Кеб свернул на Стрэнд-стрит. Толпа запрудила тротуар перед редакцией «Стрэнда» и выплеснулась на мостовую. Последние четыре года журнал получал исключительное право на издание историй о Шерлоке Холмсе. Детектив с Бейкер-стрит стал настолько популярен, что перед киосками выстраивались очереди за новым выпуском. Автор тоже не оставался внакладе.

Конан Дойл остановил кеб неподалеку; повсюду стояли люди в черных нарукавных повязках, державшие грубо разрисованные плакаты. Он заподозрил неладное, ведь всеобщий траур носят по усопшим монархам и их супругам, премьер-министры и национальные герои также удостаиваются подобных почестей. Последняя догадка была, скорее всего, ближе к истине.

Возница получил плату, нетерпеливо щелкнул хлыстом, и, как ветхая декорация, кеб убрался со сцены. Конан Дойл остался один на один с публикой. Повисла напряженная тишина. Он успел разглядеть небрежно намалеванные воззвания: «Верните Холмса!», «Спасите нашего героя!». Доктор едва не прослезился, тронутый искренней скорбью о любимом персонаже, однако другие плакаты гласили: «Убийца!», «Подлец!», «Конан – трус!».

Толпа сразу признала его и превратилась в шипящий змеиный клубок. Люди гневно потрясали кулаками.

Брошенный кем-то кочан капусты угодил Конан Дойлу в голову и чуть не сшиб его с ног, а второй задел плечо, когда он наклонился за шляпой. Писатель совсем растерялся.

– Паршивая свинья! – взвизгнула грязная нищенка.

– Кровожадный выродок! – рявкнул бородатый землекоп и швырнул в него тухлую устрицу.

Следом полилась отборная брань, и посыпался град гнилых отбросов, причем каждый из собравшихся метил Конан Дойлу в голову.

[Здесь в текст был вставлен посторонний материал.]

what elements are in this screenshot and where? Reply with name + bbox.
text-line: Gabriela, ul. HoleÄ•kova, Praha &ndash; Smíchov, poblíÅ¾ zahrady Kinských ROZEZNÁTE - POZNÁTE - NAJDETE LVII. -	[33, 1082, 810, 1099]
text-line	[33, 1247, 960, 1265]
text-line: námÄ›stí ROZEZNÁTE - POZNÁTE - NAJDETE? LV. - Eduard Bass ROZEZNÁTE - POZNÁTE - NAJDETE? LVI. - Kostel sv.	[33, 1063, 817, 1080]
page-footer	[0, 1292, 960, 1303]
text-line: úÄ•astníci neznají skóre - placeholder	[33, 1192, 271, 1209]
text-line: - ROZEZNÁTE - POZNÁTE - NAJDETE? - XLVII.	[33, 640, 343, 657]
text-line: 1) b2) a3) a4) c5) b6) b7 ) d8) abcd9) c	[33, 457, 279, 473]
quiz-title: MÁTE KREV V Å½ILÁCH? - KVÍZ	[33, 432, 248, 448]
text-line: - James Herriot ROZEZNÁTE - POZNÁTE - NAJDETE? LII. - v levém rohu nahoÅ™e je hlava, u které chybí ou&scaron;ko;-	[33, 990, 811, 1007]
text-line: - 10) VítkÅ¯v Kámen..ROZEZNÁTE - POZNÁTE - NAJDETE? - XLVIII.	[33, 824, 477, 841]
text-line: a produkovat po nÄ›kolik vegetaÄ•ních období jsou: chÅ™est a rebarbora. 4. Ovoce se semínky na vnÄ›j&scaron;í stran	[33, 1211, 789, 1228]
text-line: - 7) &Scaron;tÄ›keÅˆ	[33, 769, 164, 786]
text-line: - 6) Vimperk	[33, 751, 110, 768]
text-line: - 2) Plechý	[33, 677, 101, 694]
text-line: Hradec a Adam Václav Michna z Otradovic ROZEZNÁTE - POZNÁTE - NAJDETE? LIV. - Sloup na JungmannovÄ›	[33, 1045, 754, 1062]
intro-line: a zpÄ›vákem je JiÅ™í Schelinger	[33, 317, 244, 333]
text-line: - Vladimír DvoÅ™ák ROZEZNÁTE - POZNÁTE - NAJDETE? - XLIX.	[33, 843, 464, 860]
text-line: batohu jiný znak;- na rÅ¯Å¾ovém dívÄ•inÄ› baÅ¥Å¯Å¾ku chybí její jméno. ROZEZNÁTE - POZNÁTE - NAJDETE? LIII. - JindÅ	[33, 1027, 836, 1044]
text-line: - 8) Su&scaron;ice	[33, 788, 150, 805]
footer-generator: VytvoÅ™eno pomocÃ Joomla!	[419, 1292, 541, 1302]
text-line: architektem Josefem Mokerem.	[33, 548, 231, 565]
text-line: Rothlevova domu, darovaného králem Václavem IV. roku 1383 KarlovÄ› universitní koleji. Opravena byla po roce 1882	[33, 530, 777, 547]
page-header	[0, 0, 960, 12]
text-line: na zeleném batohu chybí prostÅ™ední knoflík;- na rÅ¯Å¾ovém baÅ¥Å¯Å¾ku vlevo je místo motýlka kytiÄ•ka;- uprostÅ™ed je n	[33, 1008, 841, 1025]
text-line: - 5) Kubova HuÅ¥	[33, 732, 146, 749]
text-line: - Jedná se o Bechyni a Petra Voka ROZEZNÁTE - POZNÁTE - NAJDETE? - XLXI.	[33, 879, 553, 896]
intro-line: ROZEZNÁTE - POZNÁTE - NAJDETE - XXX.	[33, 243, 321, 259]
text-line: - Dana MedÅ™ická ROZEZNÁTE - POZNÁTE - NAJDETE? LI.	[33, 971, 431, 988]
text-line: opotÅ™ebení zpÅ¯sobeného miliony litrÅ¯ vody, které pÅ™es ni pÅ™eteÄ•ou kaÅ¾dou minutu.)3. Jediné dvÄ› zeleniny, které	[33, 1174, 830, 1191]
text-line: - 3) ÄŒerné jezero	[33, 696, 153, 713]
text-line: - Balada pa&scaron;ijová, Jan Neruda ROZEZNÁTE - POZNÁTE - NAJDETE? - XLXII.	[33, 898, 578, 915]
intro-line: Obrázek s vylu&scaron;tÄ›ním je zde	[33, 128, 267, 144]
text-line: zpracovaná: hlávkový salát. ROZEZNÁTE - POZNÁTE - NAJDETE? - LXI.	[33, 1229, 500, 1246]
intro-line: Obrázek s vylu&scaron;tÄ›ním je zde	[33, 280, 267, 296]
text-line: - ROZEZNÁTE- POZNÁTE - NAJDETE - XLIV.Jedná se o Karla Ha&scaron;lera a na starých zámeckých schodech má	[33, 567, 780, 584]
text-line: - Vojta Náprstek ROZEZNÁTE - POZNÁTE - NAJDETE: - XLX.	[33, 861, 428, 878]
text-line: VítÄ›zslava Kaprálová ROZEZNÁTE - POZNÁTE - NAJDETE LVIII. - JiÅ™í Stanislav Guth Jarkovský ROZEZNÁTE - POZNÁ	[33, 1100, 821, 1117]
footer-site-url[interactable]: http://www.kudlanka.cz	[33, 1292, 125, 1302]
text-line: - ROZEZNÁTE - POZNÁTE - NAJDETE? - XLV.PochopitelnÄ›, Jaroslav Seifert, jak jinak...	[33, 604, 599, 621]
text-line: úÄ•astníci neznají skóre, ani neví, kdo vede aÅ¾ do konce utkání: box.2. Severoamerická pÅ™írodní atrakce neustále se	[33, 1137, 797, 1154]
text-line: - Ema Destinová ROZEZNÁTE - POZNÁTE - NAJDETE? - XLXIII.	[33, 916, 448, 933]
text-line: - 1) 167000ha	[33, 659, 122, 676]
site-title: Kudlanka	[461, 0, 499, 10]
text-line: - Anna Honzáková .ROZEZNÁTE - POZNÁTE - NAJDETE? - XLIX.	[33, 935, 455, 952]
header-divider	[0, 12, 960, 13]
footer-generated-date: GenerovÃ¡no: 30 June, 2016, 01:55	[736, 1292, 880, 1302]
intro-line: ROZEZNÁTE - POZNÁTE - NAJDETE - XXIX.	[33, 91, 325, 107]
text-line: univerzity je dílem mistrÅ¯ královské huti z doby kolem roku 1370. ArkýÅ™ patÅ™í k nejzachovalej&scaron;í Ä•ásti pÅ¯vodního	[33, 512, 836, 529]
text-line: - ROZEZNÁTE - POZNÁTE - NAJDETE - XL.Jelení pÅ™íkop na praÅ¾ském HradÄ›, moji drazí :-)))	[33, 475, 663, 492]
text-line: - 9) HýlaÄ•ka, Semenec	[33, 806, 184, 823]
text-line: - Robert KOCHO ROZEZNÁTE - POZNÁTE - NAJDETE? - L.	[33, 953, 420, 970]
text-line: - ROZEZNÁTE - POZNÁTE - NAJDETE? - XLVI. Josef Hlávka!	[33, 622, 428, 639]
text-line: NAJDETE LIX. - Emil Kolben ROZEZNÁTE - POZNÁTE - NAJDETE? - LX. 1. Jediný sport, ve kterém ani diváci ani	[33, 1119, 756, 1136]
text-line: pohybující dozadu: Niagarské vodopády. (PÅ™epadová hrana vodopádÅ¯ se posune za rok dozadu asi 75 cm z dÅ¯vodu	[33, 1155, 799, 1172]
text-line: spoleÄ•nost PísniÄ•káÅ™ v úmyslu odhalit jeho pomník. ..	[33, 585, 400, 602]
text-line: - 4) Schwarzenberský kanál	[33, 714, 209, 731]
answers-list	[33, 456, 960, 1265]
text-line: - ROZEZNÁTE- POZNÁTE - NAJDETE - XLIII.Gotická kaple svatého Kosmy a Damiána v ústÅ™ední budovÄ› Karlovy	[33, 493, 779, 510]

Он простер к ним руки и вкрадчиво, как только мог, произнес:

– Добродетельные господа, позвольте мне объясниться…

Кто-то схватил его за воротник и оттащил в сторону. Как раз вовремя, ибо новая порция овощей полетела в воздух.

Спасителем оказался рыжеволосый паренек с едва наметившейся бородкой. В нахлобученной по самые уши кепке он выглядел совсем мальчишкой, ему наверняка не исполнилось и двадцати.

– Прошу прощения, мистер Дойл, – сказал он, подталкивая обмякшего писателя к двери редакции, – мистер Смит места себе не находит, вас дожидается, – и, когда о стену над их головами расплющился помидор, добавил: – Ну, может, не так шибко волнуется, как этот сброд.